Professor Mark Fairnington
Professor of Painting (Research)
University of the Arts London
BiographyMark Fairnington is a painter who has shown extensively in Museums and private galleries in the US and Europe. His research employs painting to sustain a visual examination of diverse museum collections and histories. Whether it be large scale paintings of mounted insects, taxidermy displays of birds, portraits of prize stud bulls, the artistic and scientific language of flowers or the collected human, his interest is in the eccentricities of the one required to stand in for all; the specimen.
At the Oxford Museum of Natural History Fairnington worked with Dr George McGavin on Mantidae and Membracidae. Membracidae was a sciart project funded by the Wellcome Trust, involving a field trip to the rainforest of Belize to study treehoppers and their use of mimetic camouflage as a defence mechanism.
Heavier than Air at the Imperial War Museum was the culmination of a two-year residency at the Museum. A major exhibition of Mark’s work, Fabulous Beasts, was mounted at the Natural History Museum in 2004 and Unnatural History, 2012 was a retrospective at the Mannheimer Kunstverein in Germany.
Collected and Possessed, at the Horniman Museum, 2015, and will focus on the collections in storage. Featuring paintings made over the last 15 years it will also include unseen objects from the Horniman’s storage facility.
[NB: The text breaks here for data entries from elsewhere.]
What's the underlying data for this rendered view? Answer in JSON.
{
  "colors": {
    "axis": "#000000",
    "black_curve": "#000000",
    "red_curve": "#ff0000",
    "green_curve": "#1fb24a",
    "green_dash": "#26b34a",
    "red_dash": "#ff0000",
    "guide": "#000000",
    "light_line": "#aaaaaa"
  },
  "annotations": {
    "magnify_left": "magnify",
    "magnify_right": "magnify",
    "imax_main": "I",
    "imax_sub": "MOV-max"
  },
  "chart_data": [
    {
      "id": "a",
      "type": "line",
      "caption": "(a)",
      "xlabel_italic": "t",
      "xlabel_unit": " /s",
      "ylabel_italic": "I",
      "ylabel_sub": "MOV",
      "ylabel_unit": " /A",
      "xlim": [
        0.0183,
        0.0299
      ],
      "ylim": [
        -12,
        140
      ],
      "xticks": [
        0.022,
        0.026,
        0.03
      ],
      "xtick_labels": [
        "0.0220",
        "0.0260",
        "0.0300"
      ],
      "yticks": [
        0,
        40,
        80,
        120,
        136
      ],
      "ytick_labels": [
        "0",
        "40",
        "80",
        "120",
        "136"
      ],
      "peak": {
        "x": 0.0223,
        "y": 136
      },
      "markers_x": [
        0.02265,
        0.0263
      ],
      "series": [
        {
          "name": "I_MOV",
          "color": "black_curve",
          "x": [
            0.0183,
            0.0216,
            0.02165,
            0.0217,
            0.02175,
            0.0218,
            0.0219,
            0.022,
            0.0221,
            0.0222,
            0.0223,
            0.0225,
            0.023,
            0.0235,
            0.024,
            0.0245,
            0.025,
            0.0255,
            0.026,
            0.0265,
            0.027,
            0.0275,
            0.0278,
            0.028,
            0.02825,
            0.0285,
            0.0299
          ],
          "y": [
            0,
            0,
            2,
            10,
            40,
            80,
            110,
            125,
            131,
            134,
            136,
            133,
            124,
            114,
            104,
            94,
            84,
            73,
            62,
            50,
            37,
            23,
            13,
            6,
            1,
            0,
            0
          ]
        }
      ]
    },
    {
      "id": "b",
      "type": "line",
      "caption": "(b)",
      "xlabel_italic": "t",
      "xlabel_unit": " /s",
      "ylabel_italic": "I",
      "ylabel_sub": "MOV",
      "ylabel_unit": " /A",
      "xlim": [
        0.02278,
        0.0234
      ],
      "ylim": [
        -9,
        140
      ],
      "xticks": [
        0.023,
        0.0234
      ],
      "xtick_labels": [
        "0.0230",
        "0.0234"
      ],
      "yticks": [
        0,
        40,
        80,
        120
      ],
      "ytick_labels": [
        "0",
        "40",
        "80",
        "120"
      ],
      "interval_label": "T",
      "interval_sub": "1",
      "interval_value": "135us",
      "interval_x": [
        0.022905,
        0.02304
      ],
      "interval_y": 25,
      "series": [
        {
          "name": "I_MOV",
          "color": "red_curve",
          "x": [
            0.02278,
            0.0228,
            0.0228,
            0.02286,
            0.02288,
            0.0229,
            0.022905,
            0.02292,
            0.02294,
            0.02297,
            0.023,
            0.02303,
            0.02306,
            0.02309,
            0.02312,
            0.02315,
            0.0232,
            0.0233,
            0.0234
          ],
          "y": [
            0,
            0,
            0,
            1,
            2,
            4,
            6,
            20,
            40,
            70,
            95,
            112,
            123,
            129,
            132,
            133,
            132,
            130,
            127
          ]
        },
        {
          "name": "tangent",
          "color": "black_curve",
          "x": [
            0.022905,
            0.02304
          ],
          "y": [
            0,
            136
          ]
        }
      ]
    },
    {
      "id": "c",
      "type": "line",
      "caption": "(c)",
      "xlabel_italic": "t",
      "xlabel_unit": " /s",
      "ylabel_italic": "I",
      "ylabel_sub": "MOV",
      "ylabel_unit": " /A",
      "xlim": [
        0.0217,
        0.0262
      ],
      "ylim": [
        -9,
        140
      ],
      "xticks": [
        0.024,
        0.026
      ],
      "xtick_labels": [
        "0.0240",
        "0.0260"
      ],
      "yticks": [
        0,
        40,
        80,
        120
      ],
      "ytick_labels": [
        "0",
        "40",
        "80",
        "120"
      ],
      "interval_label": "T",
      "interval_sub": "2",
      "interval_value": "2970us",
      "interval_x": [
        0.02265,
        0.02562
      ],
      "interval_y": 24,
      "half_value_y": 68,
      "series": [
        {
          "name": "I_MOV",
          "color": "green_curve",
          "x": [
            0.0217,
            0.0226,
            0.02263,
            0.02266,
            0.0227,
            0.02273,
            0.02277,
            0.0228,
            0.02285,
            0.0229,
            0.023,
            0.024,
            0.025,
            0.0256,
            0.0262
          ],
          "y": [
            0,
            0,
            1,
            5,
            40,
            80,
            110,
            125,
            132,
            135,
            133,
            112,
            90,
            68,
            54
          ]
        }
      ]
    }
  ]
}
Mark Fairnington’s work researches and investigates museum collections, their history, how specimens are housed, stored and displayed, and the possible relations between art and science. His paintings have represented how we see nature through the diverse specimens held in these collections and how this seeing has changed over the centuries. Drawn from many sources, they combine obsessive surface detail with sensuous precision. They examine how a meticulously constructed surface can interrogate and re-present an image. His paintings construct fictional spaces where intense observation, factual knowledge and imaginative speculation can co-exist.
Mark’s has worked most recently with Wellcome Collection and the paintings document, describe and reimagine some of the human images contained within it, situating them within the historical context of portrait and still life painting. Objects that are housed in closed cabinets, fluidly shift between medicine, art and anthropology, creating juxtapositions that are disturbing, unexpected and profoundly moving.
Collected and Possessed an exhibition at the Horniman Museum and Gardens, 2015, displayed paintings that have focussed on collections in storage, shown alongside the specimens, objects and images that inspired them. The collections include including the Horniman, the Natural History Museum and the Wellcome Collection.
Fabulous Beasts, Birds We Cannot See and Darwin's Canopy were research projects with the Natural History Museum. The subject of the work was the image of the specimen in displays, in research collections and in storage. Fabulous Beasts culminated in a major exhibition at the Museum in 2004 funded by the NHM, the Calouste Gulbenkian Foundation, London Arts and the AHRB, with 250,000 visitors over its duration, and national press coverage.
In 2002 Mark travelled with Dr George McGavin from Oxford University to the Las Cuevas Research Station in Belize, which lies within a protected forest in the Maya Mountains, to study treehoppers and their use of mimetic camouflage as a defence mechanism. Funded by the Wellcome Trust as a Sciart project it is included in the recent publication Art and Ecology Now, published by Thames and Hudson.
Heavier than Air at the Imperial War Museum involved making a series of drawings based on illustrations from books housed in the Museum's library. The final exhibition also included objects, paintings and drawings from the collection most of which had never previously been exhibited. The focus of the research was images and objects that had been made primarily to illustrate something or give instruction. In 2008 drawings from the Heavier than Air series were included in the exhibition War and Medicine at the Wellcome Collection, London. The project was funded by the Imperial War Museum.